We’ve had much discussion here over whether an hourly rate can be too low. But can an hourly rate ever be excessive? Consider the new increases in biglaw billing rates reported in Law Firm Billing Rates Climb Even Higher, National Law Journal (12/9/04).
The article reports that at the upper end, one firm charges $875/hour for partner time while many others go well into the mid-$700 range. And associate rates, summarized in this chart begin at $160/hr in smaller markets and close to $200 in larger and go up to the upper $300/hr for experienced 8th years.
But are these hourly rates per se unreasonable? For example, consider that the hourly rates for 8th year associates equals or exceeds the top rate of $380/hour for attorneys with 20 years or more experience under the Laffey Matrix. Or consider that many solo and small firm attorneys with double the experience of a 5th year associate typically charge a similar – or possible lower hourly rate.
Whenever I express concern over these increased hourly rates, I’m always told that it’s not the hourly rate that matters so much as the overall bill. And I agree with that in many cases. For example, in evaluating an attorney, a prospective client will do better with the $500/hour lawyer who can resolve a case in a matter of hours versus the $200/hour lawyer who’ll require a full week. But that’s not what happens where large firms set high rates – because they bill those rates not just for short term work but over long periods of time. As a result, in the end, the aggregate bill will be just as unreasonable as the hourly fee.

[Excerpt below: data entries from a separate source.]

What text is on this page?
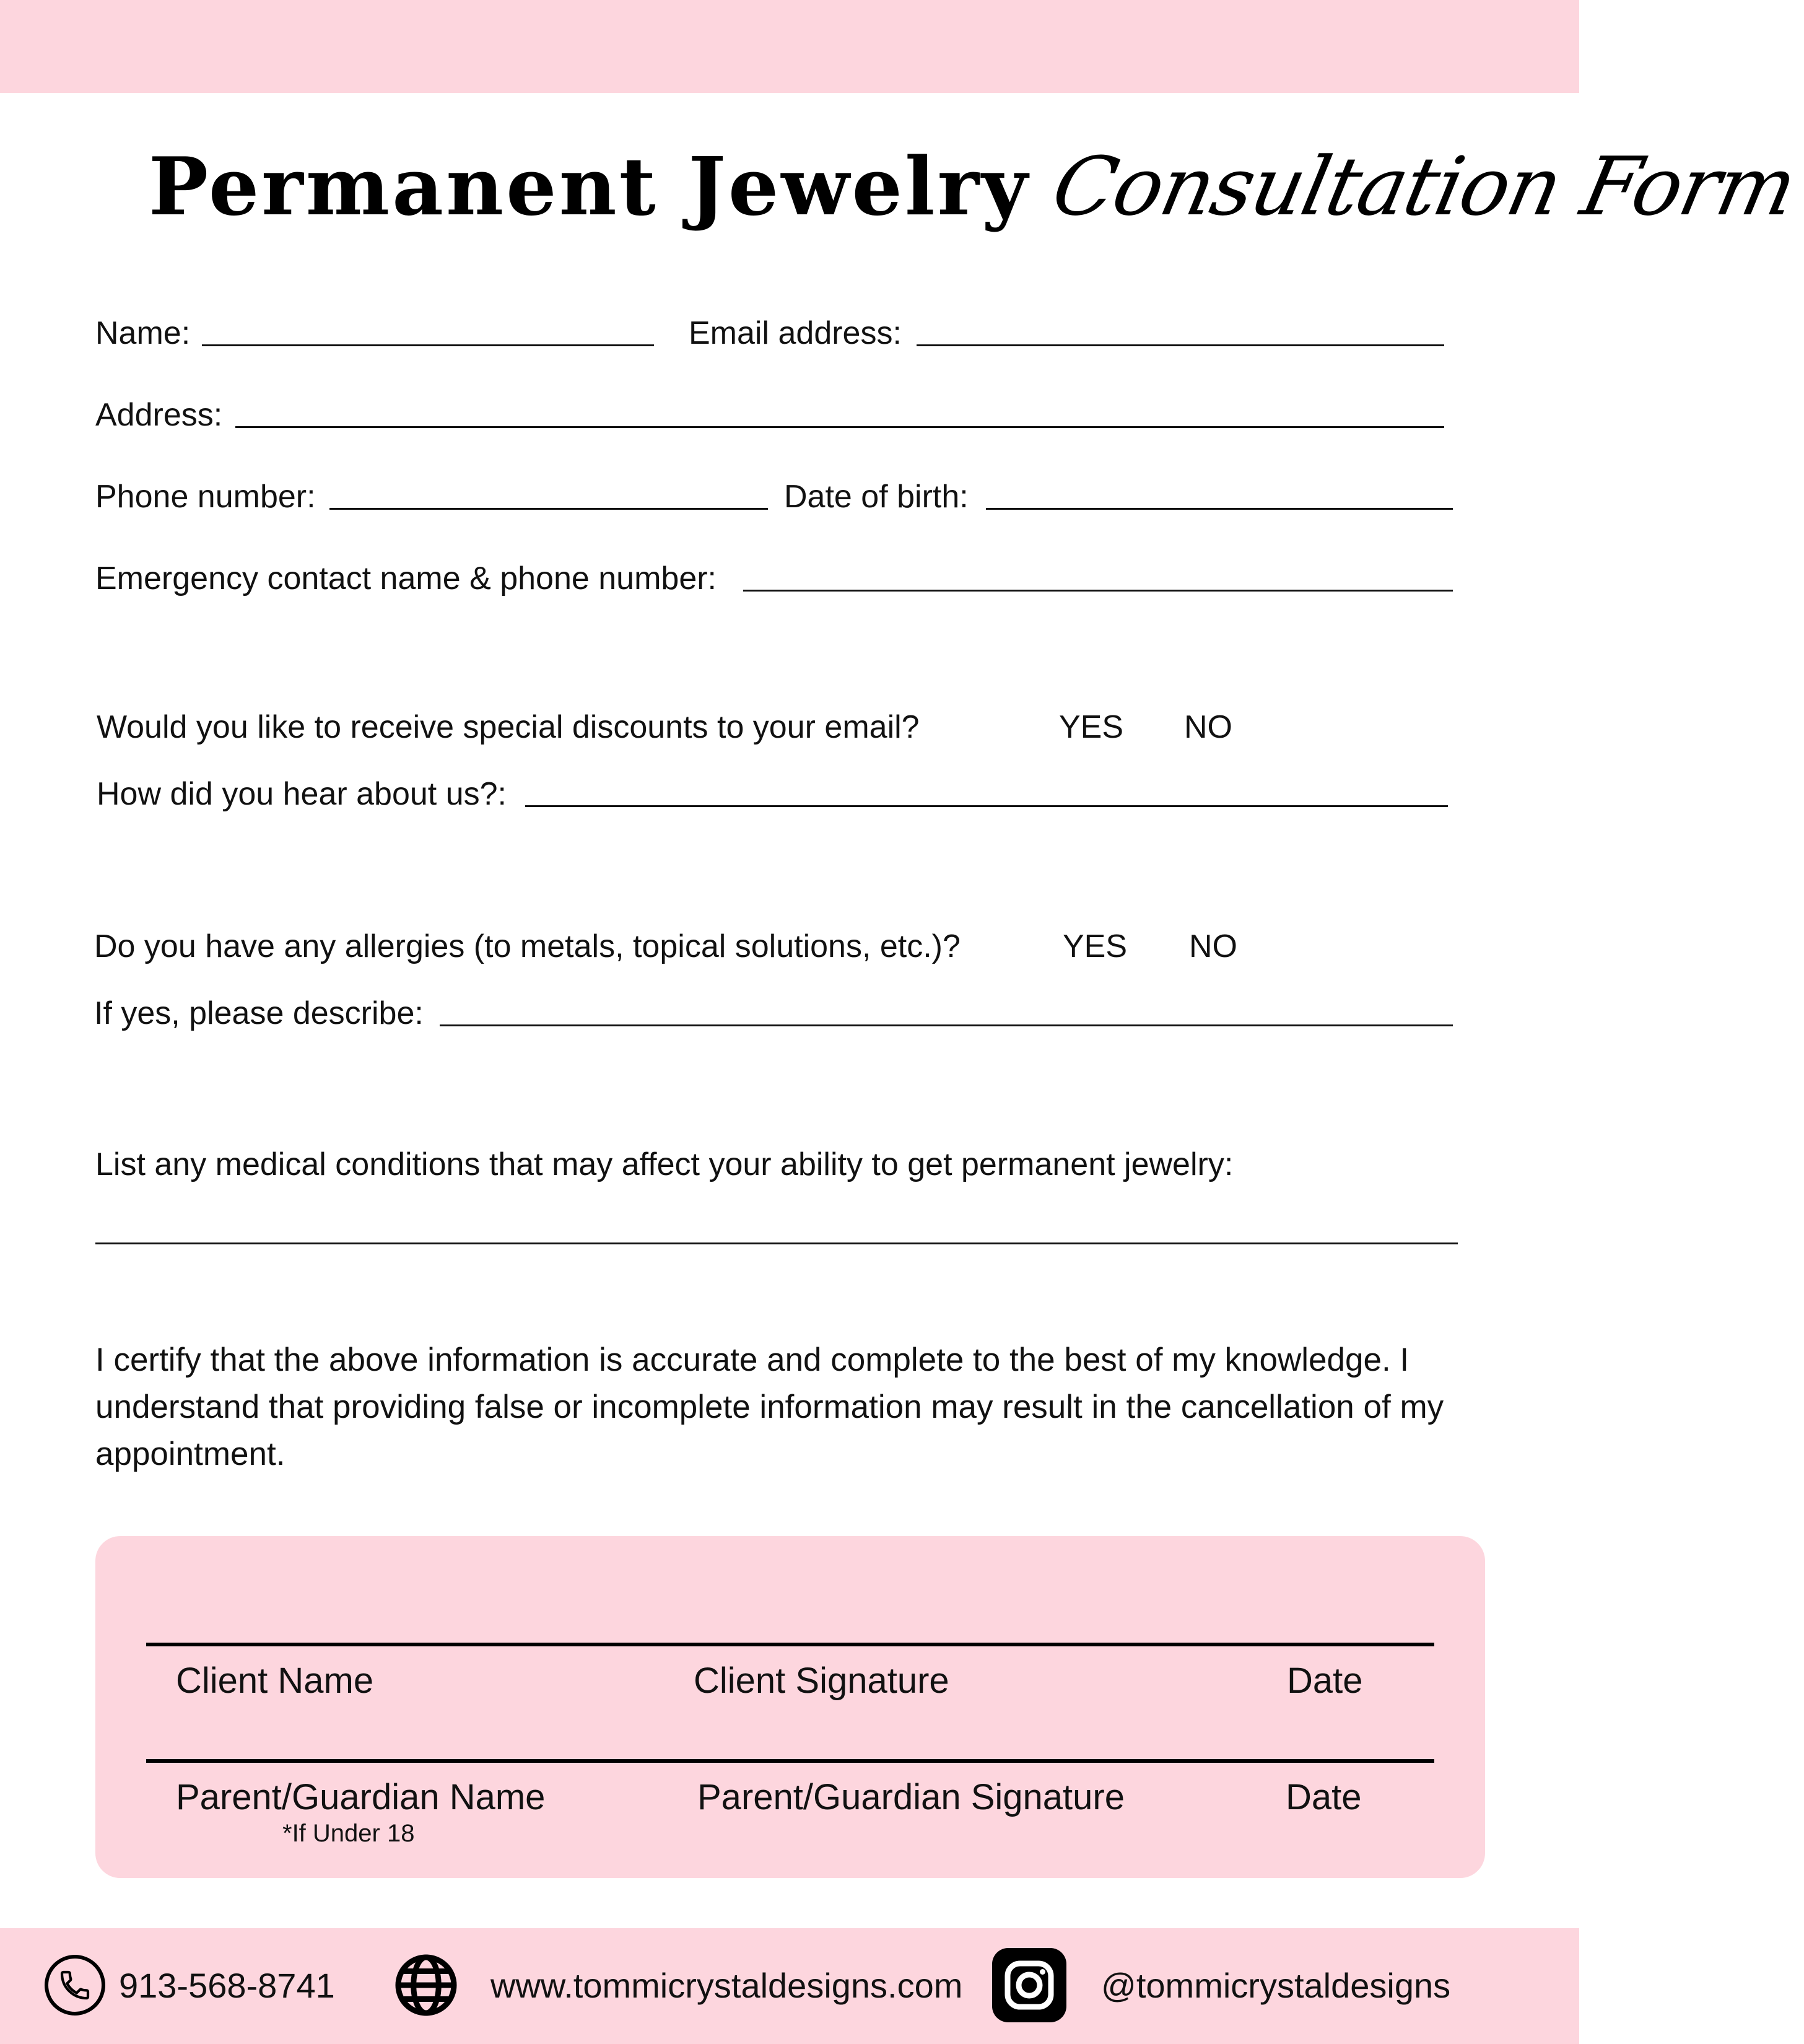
Permanent Jewelry Consultation Form
Name:	Email address:
Address:
Phone number:	Date of birth:
Emergency contact name & phone number:
Would you like to receive special discounts to your email?	YES NO
How did you hear about us?:
Do you have any allergies (to metals, topical solutions, etc.)?	YES NO
If yes, please describe:
List any medical conditions that may affect your ability to get permanent jewelry:
I certify that the above information is accurate and complete to the best of my knowledge. I understand that providing false or incomplete information may result in the cancellation of my appointment.
Client Name	Client Signature	Date
Parent/Guardian Name	Parent/Guardian Signature	Date
*If Under 18
913-568-8741	www.tommicrystaldesigns.com	@tommicrystaldesigns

Yet, I’m not sure that I see a solution. Solos and small firms offer lower billing rates but firms will often choose biglaw anyway. If the market is willing to support higher fees, then I don’t know that there’s anything that can be done to address the matter – until we reach a point that fees get so high that clients will seriously start seeking alternatives. And we solo and small firm lawyers will stand ready to fill that need.